Marc P. answered • 11/17/19
Ivy League Grad to Help with Standardized Tests and Academic Work
This problem is a little more complicated than the other one you posted. Let's call the location of the first team point A, the location of the second team point B, and the location of the climber point C. We can draw a triangle with points A and B along the bottom. Because we know that their altitude is 1 mile, in order to find the altitude of the climber we need the height of the triangle. We have the base of the triangle (side c), which is .5, so let's try to get side b.

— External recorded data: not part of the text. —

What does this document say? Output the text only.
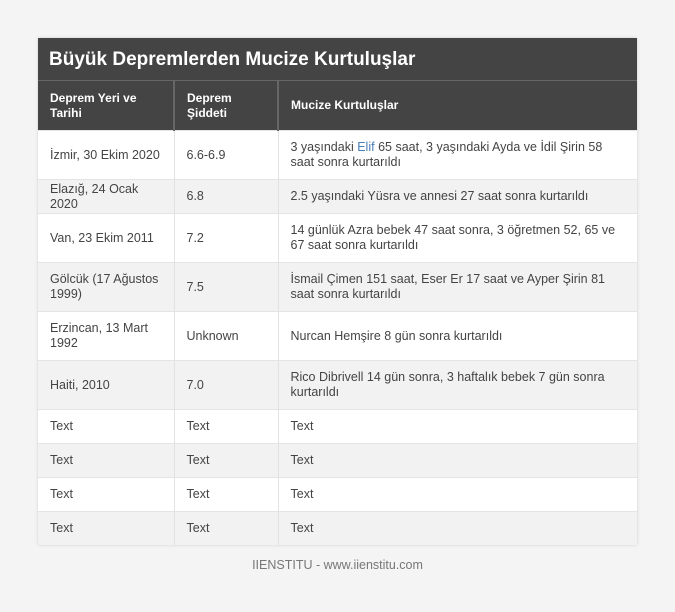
Büyük Depremlerden Mucize Kurtuluşlar
Deprem Yeri ve Tarihi	Deprem Şiddeti	Mucize Kurtuluşlar
İzmir, 30 Ekim 2020	6.6-6.9	3 yaşındaki Elif 65 saat, 3 yaşındaki Ayda ve İdil Şirin 58 saat sonra kurtarıldı
Elazığ, 24 Ocak 2020	6.8	2.5 yaşındaki Yüsra ve annesi 27 saat sonra kurtarıldı
Van, 23 Ekim 2011	7.2	14 günlük Azra bebek 47 saat sonra, 3 öğretmen 52, 65 ve 67 saat sonra kurtarıldı
Gölcük (17 Ağustos 1999)	7.5	İsmail Çimen 151 saat, Eser Er 17 saat ve Ayper Şirin 81 saat sonra kurtarıldı
Erzincan, 13 Mart 1992	Unknown	Nurcan Hemşire 8 gün sonra kurtarıldı
Haiti, 2010	7.0	Rico Dibrivell 14 gün sonra, 3 haftalık bebek 7 gün sonra kurtarıldı
Text	Text	Text
Text	Text	Text
Text	Text	Text
Text	Text	Text
IIENSTITU - www.iienstitu.com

First we need to get angle C. Because we know the other two angles, we find C = 180 - 14 - 22 = 144. Now we can use the law of sines, which says b/sinB = c/sinC. We can rearrange this to get b = c*sinB/sinC. Because we know the length of side c and the measures of angles B and C, we can get the length of side b. Now draw the triangle's height, a vertical line from point C down to a point on the base (let's call it point D). Now use the law of sines on triangle ACD:
a'/sinA = d/sinD [I'm calling the height a', since it is the side opposite angle A in the small triangle]
a' = d*sinA/sinD [multiplying both sides by sinA]
a' = b*sinA/sinD [since side b is the same as side d]
a' = b*sinA [since D = 90, so sinD = 1]
You know b and A, so now you can calculate a'.